Should ‘Analytics’ Report to the CFO?
Pradeep Racherla
Associate Dean; Head of UG programs; Professor of Marketing at Mahindra University School of Management
CMOs have one of the toughest jobs today (Click here for a great HBR article). They face many challenges in this multi-channel world:
1) How to stand out and acquire customers in this cluttered hyper-competitive world?
2) How to measure the marketing outcomes when the results seem all sketchy and non-attributable?
3) How to manage the significant tussle between the digital and traditional?
4) How to reduce customer acquisition costs and enhance the ROI? A metric that seems to be only thing the board cares about.

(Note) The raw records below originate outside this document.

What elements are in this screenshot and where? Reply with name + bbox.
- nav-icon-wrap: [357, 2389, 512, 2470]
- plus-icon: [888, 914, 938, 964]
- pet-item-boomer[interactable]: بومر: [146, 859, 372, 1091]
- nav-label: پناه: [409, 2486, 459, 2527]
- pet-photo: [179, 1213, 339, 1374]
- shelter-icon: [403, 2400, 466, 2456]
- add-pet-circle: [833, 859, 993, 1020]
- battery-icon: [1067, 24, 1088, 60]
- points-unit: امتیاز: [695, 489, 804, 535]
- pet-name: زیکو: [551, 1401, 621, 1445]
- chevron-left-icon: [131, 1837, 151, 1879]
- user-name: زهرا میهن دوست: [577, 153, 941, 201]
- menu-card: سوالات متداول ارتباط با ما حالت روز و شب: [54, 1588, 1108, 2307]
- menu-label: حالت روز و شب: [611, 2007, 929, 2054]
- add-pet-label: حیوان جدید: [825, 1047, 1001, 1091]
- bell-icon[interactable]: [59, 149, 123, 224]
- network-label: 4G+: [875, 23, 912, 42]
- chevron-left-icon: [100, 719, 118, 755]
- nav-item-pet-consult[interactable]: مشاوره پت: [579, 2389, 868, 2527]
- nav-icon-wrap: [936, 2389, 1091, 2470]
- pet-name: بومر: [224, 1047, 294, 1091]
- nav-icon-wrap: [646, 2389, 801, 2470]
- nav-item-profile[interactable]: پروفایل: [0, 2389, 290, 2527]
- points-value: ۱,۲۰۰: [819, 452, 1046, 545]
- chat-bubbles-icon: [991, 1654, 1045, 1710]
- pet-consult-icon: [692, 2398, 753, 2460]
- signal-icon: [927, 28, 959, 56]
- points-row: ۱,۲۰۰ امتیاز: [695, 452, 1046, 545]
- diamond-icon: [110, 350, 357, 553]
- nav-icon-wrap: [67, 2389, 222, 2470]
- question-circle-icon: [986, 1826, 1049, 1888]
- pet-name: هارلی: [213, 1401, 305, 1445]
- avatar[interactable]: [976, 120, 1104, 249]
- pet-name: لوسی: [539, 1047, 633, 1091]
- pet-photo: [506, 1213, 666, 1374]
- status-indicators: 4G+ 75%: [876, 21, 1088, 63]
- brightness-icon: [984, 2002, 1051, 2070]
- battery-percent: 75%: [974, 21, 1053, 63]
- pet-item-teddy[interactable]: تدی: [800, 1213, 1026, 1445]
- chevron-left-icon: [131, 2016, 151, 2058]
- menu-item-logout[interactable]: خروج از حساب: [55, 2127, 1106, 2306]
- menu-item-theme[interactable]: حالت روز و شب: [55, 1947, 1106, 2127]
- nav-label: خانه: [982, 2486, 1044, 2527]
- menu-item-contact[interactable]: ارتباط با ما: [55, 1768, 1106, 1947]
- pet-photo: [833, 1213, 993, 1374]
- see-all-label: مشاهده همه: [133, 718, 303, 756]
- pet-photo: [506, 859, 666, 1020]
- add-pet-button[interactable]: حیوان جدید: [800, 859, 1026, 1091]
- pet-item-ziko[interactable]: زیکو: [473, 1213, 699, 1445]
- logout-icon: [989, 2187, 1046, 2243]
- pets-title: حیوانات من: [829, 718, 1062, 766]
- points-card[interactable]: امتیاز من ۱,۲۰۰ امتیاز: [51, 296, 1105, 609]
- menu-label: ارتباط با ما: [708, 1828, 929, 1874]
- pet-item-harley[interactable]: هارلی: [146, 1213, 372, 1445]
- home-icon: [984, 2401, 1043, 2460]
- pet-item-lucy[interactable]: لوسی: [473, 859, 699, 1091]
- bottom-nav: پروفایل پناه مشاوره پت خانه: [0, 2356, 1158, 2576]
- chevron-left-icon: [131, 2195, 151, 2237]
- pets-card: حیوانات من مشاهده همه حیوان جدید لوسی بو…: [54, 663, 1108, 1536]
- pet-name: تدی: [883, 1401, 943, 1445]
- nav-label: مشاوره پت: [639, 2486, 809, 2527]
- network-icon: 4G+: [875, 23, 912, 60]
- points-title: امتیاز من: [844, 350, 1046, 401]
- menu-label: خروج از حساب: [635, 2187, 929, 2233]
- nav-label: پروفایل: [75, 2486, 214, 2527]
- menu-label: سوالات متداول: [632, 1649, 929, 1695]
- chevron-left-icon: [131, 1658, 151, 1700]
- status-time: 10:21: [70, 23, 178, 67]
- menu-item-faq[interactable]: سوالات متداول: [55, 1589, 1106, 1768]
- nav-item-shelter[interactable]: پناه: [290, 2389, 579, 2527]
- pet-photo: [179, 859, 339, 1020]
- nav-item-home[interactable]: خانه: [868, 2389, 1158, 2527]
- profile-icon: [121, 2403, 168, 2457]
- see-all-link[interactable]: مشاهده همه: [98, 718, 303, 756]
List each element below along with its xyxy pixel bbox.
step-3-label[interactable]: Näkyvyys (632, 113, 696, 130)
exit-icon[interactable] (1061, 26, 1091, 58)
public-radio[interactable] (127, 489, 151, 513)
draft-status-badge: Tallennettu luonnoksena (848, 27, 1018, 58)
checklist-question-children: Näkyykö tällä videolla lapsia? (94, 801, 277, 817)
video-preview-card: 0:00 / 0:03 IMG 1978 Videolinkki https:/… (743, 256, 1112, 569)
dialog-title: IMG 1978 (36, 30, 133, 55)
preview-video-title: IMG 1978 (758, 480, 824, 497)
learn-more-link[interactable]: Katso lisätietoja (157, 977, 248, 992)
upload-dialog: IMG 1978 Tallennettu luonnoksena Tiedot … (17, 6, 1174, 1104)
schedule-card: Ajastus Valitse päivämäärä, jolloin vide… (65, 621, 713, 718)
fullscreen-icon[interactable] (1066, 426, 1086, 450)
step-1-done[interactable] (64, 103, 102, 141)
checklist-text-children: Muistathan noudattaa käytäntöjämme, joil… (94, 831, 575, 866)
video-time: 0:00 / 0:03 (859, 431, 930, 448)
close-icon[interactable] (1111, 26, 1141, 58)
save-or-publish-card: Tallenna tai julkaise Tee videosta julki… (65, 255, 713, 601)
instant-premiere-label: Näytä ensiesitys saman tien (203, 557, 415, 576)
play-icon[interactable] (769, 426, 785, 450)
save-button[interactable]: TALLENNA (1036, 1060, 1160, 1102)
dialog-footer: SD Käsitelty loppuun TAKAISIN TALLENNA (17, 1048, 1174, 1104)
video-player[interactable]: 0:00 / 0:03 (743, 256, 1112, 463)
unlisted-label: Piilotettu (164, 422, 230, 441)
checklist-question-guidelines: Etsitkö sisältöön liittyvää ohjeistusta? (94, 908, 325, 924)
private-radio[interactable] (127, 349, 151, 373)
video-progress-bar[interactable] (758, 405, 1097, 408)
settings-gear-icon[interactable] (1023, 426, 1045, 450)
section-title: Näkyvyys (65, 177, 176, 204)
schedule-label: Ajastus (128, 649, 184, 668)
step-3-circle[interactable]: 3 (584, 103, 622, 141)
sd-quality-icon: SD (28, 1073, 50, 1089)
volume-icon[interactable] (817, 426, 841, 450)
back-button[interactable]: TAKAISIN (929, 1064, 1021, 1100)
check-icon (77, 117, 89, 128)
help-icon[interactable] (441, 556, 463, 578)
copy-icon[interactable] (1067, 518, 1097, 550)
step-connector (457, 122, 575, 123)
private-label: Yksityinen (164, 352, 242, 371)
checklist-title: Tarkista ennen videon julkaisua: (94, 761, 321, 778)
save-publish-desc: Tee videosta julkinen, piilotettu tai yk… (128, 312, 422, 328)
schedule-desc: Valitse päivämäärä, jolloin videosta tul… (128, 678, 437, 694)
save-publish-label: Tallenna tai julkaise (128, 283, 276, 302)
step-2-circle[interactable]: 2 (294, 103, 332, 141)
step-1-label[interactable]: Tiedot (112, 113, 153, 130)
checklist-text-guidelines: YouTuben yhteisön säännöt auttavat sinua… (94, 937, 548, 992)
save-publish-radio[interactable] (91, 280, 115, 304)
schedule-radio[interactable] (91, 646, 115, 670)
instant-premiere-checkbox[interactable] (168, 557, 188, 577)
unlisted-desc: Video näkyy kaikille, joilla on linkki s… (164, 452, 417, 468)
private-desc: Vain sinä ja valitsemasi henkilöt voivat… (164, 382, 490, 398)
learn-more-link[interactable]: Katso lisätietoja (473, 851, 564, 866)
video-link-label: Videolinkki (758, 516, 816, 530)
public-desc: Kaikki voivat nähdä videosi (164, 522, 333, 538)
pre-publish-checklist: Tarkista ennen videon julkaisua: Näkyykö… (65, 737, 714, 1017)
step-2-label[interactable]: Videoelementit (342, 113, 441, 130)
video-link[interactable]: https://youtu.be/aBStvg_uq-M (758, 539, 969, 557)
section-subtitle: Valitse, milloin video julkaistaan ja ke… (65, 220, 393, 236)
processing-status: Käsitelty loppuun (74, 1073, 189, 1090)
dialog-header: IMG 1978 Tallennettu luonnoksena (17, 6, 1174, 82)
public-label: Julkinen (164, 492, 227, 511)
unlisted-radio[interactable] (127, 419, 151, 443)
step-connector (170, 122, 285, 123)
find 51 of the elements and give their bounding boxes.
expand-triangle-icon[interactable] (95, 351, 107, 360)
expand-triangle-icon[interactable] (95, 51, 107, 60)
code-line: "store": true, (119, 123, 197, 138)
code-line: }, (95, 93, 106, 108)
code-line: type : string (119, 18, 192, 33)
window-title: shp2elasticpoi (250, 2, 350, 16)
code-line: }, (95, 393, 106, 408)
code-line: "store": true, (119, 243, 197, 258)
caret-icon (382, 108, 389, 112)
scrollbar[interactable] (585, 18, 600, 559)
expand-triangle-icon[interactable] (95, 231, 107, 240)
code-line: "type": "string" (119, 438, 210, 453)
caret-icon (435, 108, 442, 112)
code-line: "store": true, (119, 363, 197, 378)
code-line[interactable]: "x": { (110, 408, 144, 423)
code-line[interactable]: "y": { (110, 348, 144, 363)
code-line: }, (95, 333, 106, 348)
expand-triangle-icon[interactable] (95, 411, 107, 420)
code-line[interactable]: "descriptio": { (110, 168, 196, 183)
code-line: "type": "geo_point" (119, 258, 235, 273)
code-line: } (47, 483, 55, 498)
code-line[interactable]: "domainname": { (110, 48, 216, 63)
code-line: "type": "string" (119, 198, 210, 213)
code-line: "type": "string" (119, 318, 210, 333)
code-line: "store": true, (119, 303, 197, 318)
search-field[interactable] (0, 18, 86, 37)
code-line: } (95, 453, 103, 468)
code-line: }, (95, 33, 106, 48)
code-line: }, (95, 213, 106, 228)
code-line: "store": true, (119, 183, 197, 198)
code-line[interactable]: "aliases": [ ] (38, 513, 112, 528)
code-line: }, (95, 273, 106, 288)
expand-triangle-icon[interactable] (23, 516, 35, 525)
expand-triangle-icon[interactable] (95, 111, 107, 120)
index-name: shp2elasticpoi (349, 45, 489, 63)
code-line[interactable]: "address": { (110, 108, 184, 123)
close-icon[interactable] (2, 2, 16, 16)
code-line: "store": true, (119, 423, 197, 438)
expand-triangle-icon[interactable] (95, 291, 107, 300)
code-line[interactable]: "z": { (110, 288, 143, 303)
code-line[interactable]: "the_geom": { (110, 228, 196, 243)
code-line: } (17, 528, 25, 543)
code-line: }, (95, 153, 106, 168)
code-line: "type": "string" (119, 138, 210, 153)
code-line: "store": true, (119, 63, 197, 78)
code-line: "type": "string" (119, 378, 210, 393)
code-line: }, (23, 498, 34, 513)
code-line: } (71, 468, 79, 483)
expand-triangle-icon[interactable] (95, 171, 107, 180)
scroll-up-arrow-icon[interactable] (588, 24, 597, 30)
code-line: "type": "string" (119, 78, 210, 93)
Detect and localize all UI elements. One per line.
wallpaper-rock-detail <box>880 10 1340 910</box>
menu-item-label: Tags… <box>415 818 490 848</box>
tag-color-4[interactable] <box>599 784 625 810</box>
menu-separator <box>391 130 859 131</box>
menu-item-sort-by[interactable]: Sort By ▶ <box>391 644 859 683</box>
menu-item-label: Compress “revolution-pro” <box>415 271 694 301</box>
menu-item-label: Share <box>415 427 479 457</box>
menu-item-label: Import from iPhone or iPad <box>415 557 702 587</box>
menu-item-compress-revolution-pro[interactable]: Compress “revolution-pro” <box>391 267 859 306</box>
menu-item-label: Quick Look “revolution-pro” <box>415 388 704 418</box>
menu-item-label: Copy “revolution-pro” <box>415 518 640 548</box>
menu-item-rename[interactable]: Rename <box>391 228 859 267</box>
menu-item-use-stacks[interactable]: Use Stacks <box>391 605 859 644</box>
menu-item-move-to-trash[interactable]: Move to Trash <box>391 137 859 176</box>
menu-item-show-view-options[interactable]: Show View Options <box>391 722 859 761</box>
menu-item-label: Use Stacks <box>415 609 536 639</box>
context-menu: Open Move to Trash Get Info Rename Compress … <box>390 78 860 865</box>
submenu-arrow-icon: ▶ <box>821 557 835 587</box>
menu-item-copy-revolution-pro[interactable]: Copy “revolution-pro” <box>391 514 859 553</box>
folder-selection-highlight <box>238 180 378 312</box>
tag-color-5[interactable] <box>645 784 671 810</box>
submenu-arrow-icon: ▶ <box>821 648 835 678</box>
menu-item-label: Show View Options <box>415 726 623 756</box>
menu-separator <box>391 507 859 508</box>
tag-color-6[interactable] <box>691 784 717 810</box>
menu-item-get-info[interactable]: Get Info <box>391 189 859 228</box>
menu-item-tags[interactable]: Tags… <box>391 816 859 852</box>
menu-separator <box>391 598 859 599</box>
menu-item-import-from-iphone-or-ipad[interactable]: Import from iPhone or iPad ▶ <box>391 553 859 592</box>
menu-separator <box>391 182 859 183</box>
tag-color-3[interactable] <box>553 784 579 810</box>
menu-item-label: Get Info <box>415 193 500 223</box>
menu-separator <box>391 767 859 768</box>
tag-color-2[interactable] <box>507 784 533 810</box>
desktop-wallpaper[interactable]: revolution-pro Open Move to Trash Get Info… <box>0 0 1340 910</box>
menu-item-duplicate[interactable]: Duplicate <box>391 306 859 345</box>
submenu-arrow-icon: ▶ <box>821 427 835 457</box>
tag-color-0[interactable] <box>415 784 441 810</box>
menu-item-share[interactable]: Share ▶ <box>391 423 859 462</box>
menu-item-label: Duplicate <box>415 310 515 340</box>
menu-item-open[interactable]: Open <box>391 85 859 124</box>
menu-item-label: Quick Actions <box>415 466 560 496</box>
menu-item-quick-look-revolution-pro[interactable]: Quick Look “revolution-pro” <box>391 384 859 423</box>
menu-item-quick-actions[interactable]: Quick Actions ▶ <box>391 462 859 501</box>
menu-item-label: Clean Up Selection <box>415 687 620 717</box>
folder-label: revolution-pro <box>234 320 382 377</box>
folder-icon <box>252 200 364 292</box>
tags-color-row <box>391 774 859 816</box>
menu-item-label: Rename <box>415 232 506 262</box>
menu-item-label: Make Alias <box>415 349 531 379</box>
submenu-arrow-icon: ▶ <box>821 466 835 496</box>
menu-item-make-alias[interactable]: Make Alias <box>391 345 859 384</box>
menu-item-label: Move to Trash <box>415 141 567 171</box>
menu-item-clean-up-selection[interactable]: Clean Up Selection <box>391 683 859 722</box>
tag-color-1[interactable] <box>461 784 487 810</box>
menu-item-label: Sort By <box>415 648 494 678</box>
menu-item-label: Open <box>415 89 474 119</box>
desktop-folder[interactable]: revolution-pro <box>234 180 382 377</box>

I have had many conversations in various contexts in the recent past –with industry observers and senior managers of various firms, large and small. The stories are even more egregious in the start-up world. Many well-funded startups die at the altar of marketing and back-breaking customer acquisition costs.
Three critical points:
1. The way marketing spend is allocated can best be described as ‘old school’ i.e., % of revenues. Is it still valid?
2. Most firms struggle with developing cogent measurement systems that capture the right metrics and measure performance and ROI across channels.
3. More importantly, who owns the outcomes of above two exercises combined?
Many organizations have been using analytics to answer the above questions. But this in itself makes the CMO’s job even harder:
· Today, most firms have acquired ‘cutting-edge’ analytics suites and enterprise marketing automation tools. However, many of these technology sellers come in with awesome promises but rarely live up to them.
· Most end up as dashboards and report generators about which business heads and on-the-ground staff usually don’t care. Eventually, everyone finds a more immediate problem to solve: execution focus for results
· CMOs also have to deal with the lack of the right talent that bridges the gaps.
· Consequently, the technology ecosystem for most firms is a hodge-podge collection of various tools that rarely integrate well. Compounded problem! Now the CMO has to deal with multiple streams of data gushing in from all directions.
This brings us to an important question: What’s is the role of analytics in modern organizations? If done right, it should inform decision making, the organization structure and processes, and budget allocation/spend and ROIC. This is not just in the context of marketing but for all the functions of the organization.
If we think about it, the one person who cares the most about these metrics is either the Chairman of the Board, or probably the CFO. Here is an interesting interview with Wes Nichols, former CEO of MarketWatch. He lays out cogently many of the key issues discussed above.
The most intriguing question of all: Should analytics function report to the CFO?